The need for vaccination for other diseases during pregnancy will vary and you should talk to your health care provider about the potential risks and benefits. For some diseases the benefit of vaccination outweighs any risks that may be associated with the vaccine.
What about thimerosal in vaccines? Is it safe?
Pregnant women can safely receive vaccines containing thimerosal. Thimerosal is a preservative. It is found in some vaccines in very small amounts. Large studies have not found thimerosal to cause any harmful effects. Thimerosal-free vaccines might also available.
Is it ok for my child to be vaccinated while I am pregnant?
Vaccines do not make the child infectious. If the pregnant woman has received the recommended vaccines during her lifetime, she is highly protected from infection from others with infection or possible infection.*
Can I continue breastfeeding if I have been vaccinated?
Live and inactivated vaccines that are routinely given in the United States and Canada are not harmful during breastfeeding. Be sure to talk to your health care provider about all of your breastfeeding questions.
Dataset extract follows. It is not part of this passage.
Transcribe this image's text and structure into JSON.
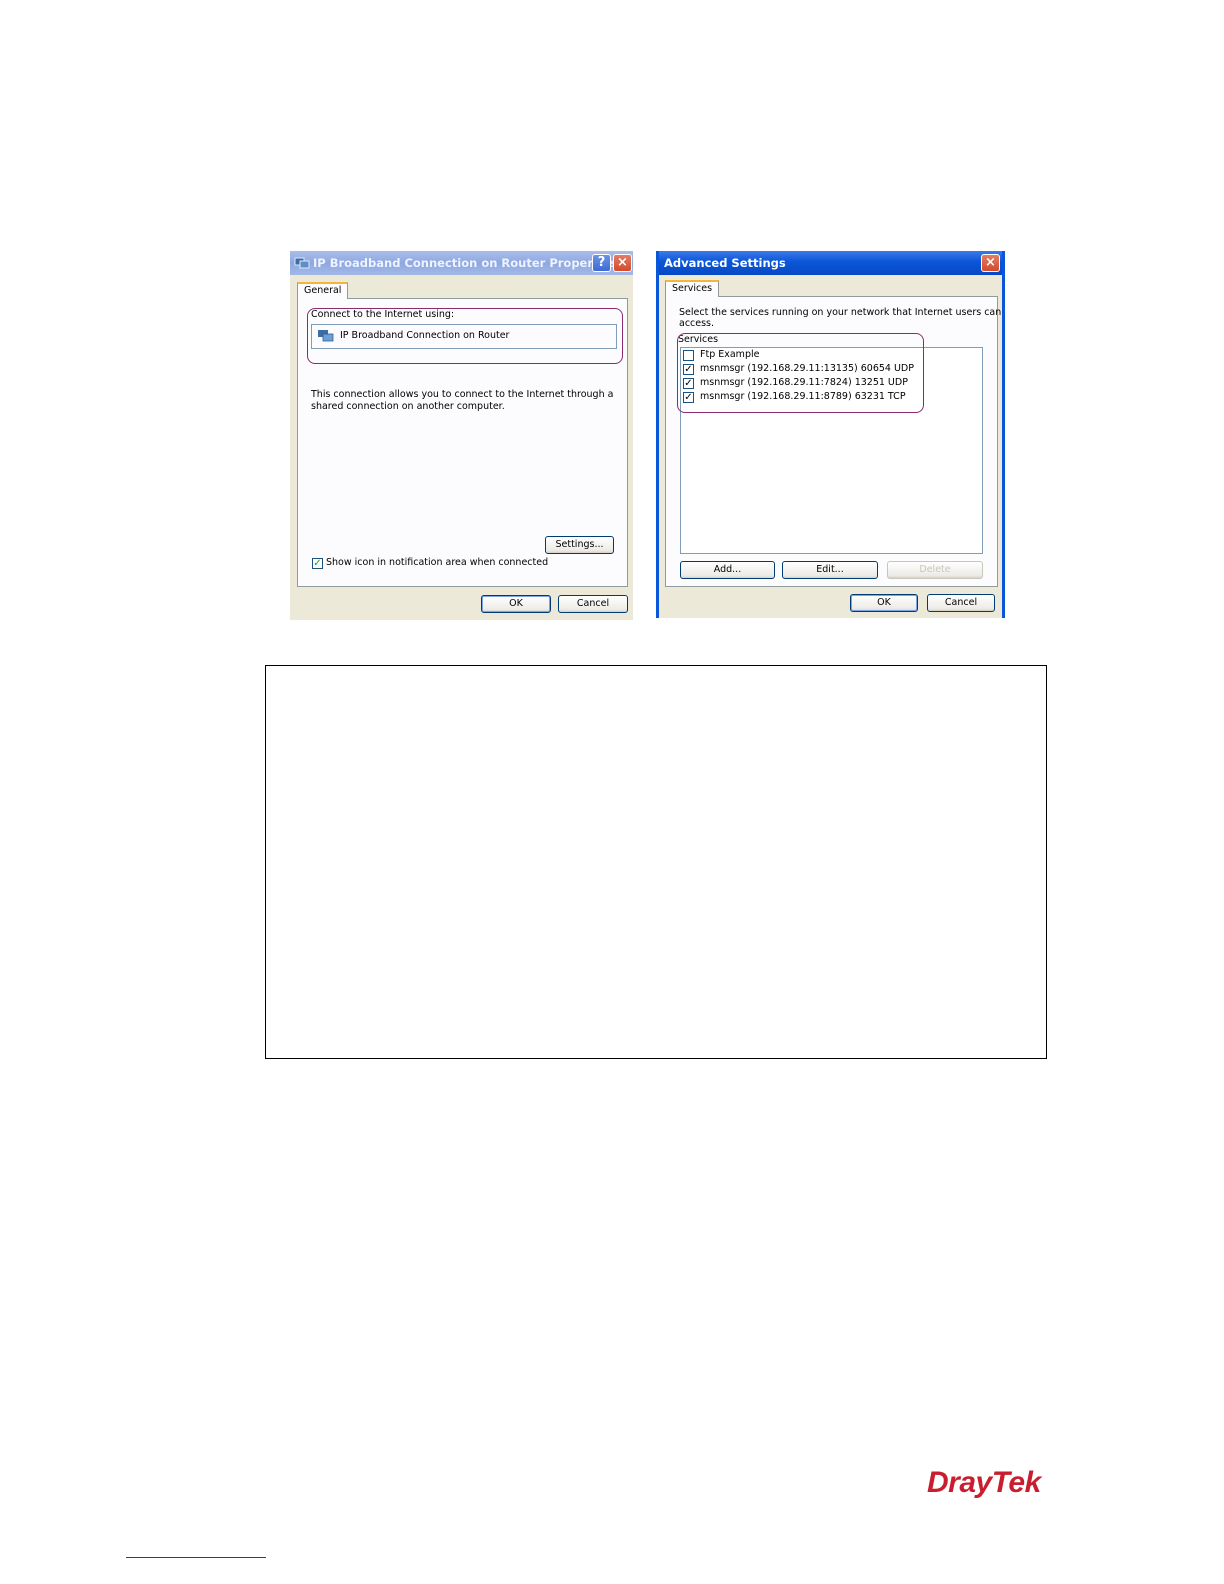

You can also refer to recommendations from the Centers for Disease Control and Prevention (CDC): https://www.cdc.gov/breastfeeding/breastfeeding-special-circumstances/vaccinations-medications-drugs/vaccinations.html.
Should men delay fathering a child after they have been vaccinated?
There is no evidence to suggest that inactivated or live vaccines affect the sperm or are transmitted to the developing baby through the semen following vaccination in men. In general, exposures that fathers have are unlikely to increase risks to a pregnancy. For more information, please see the MotherToBaby fact sheet on Paternal Exposures at https://mothertobaby.org/fact-sheets/paternal-exposures-pregnancy/pdf/.*
* Section Updated May 2020
- Keller-Stanislawski B, et al. 2014. Safety of immunization during pregnancy: a review of the evidence of selected inactivated and live attenuated vaccines. Vaccine. 32(52):7057-64.
- The Centers for Disease Control and Prevention (CDC). 2017. Guidelines for vaccinating pregnant women. Available at: https://www.cdc.gov/vaccines/pregnancy/hcp/guidelines.html
- The Centers for Disease Control and Prevention (CDC). 2016. Maternal Vaccines: Part of a Healthy Pregnancy. Available at: https://www.cdc.gov/vaccines/pregnancy/pregnant-women/index.html
- The Centers for Disease Control and Prevention (CDC). 2018. Vaccinations. Breastfeeding guidelines & recommendations. Available at: https://www.cdc.gov/breastfeeding/breastfeeding-special-circumstances/vaccinations-medications-drugs/vaccinations.html
- The American College of Obstetricians and Gynecologists (ACOG). 2017. Update on immunization and pregnancy: tetanus, diphtheria, and pertussis vaccination. Committee Opinion no. 718.
- The American College of Obstetricians and Gynecologists (ACOG). 2018. Influenza vaccination during pregnancy. Committee Opinion no. 732.